The search for lost heritage crops has led David Shields, AM’75, PhD’82, to farms across the US South and farther afield. (Photography by Kim Truett/Carolinian)

Omnivorous

How literary scholar David Shields, AM’75, PhD’82, came to rediscover dozens of forgotten crops and preserve Southern culinary heritage.

It’s a sunny summer day. I’m driving through the campus of the University of South Carolina, in Columbia, with David Shields, AM’75, PhD’82. We pass the building where he has been a member of the English department faculty for the past 21 years. Soon he will vacate his office there, give away many of his books and journals, and sail into retirement. But, Shields points out, “there’s no retiring from the life of the mind.”

We reach Blanding Street, site of Historic Columbia, a preservation nonprofit offering education programs and events. There, Shields walks me through the young fruit trees of an heirloom garden—some of which he himself saved from oblivion. He reels off facts about each individual plant. There’s the Early Crawford peach (“the leading spring market peach in the 19th century”), the Shui Mi Tao peach (“the reason Shanghai became a city”), and the Lemon Cling peach (“favored for brandy and canning”).

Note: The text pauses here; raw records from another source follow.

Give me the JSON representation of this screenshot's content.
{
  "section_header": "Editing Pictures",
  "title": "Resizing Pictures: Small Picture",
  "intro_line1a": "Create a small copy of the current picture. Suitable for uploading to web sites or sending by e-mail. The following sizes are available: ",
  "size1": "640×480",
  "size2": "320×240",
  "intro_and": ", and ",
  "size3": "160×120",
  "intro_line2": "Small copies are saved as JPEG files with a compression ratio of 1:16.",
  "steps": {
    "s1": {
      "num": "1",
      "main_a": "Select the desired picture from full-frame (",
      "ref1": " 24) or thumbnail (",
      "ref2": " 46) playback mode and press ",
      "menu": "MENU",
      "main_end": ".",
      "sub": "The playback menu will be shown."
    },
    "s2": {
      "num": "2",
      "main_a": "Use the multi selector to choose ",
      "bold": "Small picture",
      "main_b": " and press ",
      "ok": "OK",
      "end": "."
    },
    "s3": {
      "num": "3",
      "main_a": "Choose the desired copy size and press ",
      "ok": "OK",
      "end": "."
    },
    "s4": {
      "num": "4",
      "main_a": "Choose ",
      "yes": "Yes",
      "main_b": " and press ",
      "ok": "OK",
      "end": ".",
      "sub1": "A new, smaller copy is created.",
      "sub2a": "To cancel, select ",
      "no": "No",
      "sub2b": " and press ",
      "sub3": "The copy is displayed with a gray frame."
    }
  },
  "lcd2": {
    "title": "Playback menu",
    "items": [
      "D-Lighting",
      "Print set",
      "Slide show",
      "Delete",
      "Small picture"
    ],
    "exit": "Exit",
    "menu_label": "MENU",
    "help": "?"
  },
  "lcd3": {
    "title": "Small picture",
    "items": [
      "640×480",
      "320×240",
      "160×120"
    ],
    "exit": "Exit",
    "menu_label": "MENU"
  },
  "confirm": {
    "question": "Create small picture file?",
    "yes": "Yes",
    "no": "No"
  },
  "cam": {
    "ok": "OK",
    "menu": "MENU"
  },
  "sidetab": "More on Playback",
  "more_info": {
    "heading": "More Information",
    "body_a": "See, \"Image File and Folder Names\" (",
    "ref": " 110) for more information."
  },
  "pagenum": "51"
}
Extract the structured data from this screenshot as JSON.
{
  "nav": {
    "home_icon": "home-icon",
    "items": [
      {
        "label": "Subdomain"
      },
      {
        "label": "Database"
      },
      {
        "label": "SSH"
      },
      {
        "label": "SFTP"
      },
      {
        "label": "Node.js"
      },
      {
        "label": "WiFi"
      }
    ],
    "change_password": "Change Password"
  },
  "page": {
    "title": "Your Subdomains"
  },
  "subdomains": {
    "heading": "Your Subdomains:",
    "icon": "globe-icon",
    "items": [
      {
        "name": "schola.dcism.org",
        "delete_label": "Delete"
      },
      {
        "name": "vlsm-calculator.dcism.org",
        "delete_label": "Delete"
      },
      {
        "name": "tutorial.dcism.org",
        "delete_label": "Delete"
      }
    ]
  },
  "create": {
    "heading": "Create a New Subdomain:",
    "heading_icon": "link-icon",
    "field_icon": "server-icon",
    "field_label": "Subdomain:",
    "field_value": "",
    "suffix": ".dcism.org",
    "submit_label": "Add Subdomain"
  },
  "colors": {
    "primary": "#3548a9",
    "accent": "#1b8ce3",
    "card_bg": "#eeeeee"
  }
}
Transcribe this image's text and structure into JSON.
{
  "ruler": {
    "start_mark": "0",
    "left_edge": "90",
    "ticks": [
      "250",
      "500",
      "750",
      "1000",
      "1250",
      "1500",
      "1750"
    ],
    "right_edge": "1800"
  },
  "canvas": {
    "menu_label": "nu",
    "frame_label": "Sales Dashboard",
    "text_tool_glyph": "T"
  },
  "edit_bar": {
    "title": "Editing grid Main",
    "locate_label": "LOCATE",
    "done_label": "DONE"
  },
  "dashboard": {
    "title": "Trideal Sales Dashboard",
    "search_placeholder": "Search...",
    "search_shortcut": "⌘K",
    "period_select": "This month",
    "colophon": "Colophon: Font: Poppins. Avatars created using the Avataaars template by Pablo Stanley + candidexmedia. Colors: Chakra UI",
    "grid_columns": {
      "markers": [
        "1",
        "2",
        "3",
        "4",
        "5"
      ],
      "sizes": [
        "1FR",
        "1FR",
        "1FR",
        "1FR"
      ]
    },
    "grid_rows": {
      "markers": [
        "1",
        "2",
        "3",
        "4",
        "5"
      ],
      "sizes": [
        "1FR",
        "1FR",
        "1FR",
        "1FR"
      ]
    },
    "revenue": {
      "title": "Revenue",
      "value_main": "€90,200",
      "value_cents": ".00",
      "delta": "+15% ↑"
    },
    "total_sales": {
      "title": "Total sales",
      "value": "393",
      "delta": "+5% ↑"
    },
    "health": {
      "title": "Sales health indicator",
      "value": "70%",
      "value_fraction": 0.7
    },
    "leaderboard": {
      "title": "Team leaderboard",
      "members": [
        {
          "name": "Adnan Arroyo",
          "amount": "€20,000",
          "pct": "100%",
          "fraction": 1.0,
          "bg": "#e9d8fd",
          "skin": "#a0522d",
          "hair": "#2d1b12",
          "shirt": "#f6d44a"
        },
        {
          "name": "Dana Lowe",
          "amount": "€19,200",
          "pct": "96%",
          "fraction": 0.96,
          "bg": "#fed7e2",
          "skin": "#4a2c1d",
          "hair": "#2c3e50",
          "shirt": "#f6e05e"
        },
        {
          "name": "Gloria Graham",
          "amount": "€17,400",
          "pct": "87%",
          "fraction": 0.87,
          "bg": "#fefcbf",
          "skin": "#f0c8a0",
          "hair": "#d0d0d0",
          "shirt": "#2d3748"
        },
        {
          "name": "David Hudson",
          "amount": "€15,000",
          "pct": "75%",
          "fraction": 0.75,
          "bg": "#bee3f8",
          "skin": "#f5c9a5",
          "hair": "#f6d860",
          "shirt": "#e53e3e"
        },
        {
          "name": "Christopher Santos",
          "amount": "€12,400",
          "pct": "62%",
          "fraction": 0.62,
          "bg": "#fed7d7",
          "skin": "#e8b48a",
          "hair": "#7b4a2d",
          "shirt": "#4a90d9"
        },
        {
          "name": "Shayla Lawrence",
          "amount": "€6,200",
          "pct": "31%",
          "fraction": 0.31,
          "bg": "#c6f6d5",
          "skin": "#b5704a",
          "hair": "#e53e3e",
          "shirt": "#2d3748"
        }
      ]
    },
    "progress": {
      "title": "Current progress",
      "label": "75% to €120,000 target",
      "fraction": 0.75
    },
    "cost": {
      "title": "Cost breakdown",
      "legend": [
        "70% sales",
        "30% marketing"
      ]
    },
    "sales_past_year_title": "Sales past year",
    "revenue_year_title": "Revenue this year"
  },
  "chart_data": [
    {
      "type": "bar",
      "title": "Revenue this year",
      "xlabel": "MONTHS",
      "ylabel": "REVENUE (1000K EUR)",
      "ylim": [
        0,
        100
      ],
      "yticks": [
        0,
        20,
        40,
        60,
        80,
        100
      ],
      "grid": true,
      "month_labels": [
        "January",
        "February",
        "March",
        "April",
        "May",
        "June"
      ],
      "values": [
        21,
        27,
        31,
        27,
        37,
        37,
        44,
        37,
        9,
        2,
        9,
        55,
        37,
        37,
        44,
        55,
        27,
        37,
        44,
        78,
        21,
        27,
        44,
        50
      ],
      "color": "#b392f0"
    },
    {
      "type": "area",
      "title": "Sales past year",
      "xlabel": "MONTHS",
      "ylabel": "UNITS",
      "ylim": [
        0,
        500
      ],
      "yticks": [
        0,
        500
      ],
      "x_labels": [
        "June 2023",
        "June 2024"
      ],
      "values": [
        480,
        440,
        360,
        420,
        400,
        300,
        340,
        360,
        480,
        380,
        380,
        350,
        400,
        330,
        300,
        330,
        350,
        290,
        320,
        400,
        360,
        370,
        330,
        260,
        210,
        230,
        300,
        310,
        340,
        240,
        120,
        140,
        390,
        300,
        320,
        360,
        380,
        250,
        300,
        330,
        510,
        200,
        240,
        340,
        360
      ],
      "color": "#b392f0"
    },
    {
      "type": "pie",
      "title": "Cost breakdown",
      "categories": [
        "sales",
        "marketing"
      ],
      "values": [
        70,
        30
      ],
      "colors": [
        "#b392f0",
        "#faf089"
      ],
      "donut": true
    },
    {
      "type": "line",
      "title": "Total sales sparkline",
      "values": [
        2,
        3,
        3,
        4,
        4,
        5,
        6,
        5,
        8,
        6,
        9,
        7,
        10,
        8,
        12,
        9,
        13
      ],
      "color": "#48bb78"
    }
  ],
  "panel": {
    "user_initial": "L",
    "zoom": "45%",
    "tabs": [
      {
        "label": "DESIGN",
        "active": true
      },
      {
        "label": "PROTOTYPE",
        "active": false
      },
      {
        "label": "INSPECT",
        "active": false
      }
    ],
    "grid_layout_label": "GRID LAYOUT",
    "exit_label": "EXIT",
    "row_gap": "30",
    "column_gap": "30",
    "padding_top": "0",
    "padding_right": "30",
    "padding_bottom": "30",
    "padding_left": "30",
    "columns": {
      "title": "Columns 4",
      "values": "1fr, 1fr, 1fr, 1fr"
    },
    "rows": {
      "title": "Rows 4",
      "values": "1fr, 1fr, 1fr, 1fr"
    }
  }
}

A group of trees with branches that fall in wide green ribbons about their trunks are Hicks Everbearing mulberries, he says, developed around 1813 by horticulturist and master vintner Nicholas Herbemont. Other mulberry trees were intended to feed silkworms; Herbemont’s were not.

“It was known as the hog tree,” Shields says as he touches the branches. “It’s everbearing because it drops fruit for three months. An orchard of 46 trees an acre could feed 100 hogs, mostly guinea hogs, for half the time needed to prep them for market. And chickens as well—it shaded chicken yards. Mulberry-fed pork and chicken meat was supposed to be wonderful.”

The Hicks tree was common on farms throughout the Southeast until around 1890, when grain became the feed of choice for pigs and poultry. Thereafter, it all but vanished. But in the winter of 2016, Shields and a horticulturist from Historic Columbia, Keith Mearns, traveled to a 150-year-old mulberry grove outside Mount Olive, North Carolina, and took cuttings from one of nine extant trees. Mearns managed to root the cuttings, and now they can be seen growing in Historic Columbia’s garden.

Shields’s success in tracking down supposedly lost cultivars—plants produced through selective breeding like the “hog mulberry”—has made him one of the country’s foremost culinary historians. Most of the neglected cultivars he finds are hardy, able to withstand drought and deluge, and more nutritious and tastier than today’s varieties. Once found, they are brought back into production. Some, such as Carolina Gold rice, are nationally available. Others, such as rice peas and benne, are maintained by heirloom seed companies for produce stand cultivation by farmers and home gardeners.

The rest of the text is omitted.